Courtesy of YVKE Mundial, an anniversary that could have gone a whole lot better:

On the 190th anniversary of the independence of Honduras, former president and now co-ordinator of the Broad Front for Popular Resistance (FARP, in Spanish), Manuel Zelaya, called on Hondurans to fight for the true emancipation of the Central American country.

“We are not afraid, and we fight for the true independence of Honduras,” said the former leader, who was deposed in a coup d’état in June 2009.

Honduran independence was commemorated in two acts: one headed by current president Porfirio Lobo, and the other, in which groups forming part of the FARP, an organization born upon the return of Zelaya, gathered.

The former head of state said that in Honduras, there exist “oligarchic, bloodthirsty groups, who are governing outside of the authorities of the State”, such that they “are discomposing the situation, and attacking the stability of Honduras”.

Zelaya said that those sectors want to destroy the resistance, which sprang up after the coup d’état.

The leader pointed out that the oligarchy rejects democracy and seeks more “persecution, violence and disappearances, as in the decade of the 1980s”, when Honduras lived through a profound internal confllict.

For that reason, Zelaya called on Hondurans to “denounce and fight them in every battlefield where can, because we are all at risk”.

The FARP demands an end to the assassinations of its followers, and that the authors of those crimes be brought to justice, along with a Constituent Assembly, respect for human rights, and punishment for all the material and intellectual authors of the coup d’état.

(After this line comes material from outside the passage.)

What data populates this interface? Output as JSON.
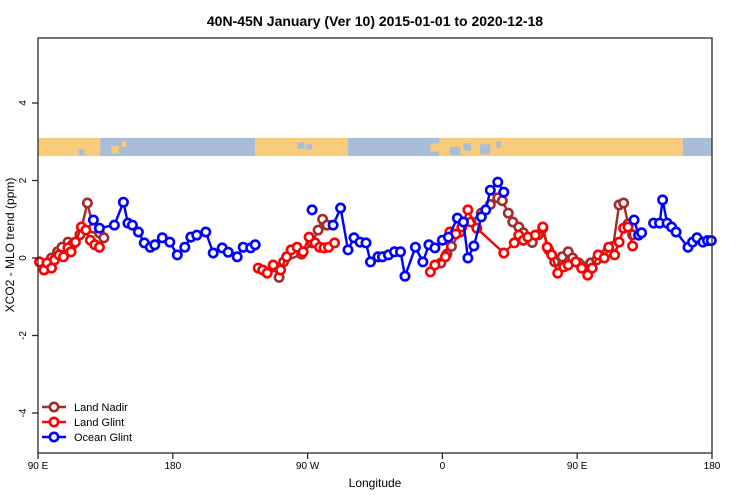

Ever since the civilian-military dictatorship, headed by businessman Roberto Micheletti, took power in June 2009, internal repression has been growing in Honduras.

Following the campaign that brought Lobo to the presidency in 2010, the situation has not changed, and dozens of members of the FARP, along with campesinos, have been killed, but no guilty persons have been caught.

For his part, the current president led independence-day ceremonies in the presidential palace, where he stated that the solutions to “common problems” of the Central American peoples, “must be common” as well.

Translation mine.

I wonder: Just what does Pepe Lobo consider a “common solution” to the “common problem” of history repeating itself in Central America? The reason I ask, you see, is that there’s an elephant in the living room of the Honduran presidential palace:

That elephant has been there many times before, and under many names. But it has always been the same elephant.

And if you think I’m joking (or nuts), this elephant is well documented. The coup could not have taken place without help from Washington, and high up in Washington at that. As high as the State Department, and that’s no joke.

What IS a joke, and a dirty one, is the notion that Honduras is “free” now. Or that it ever has been.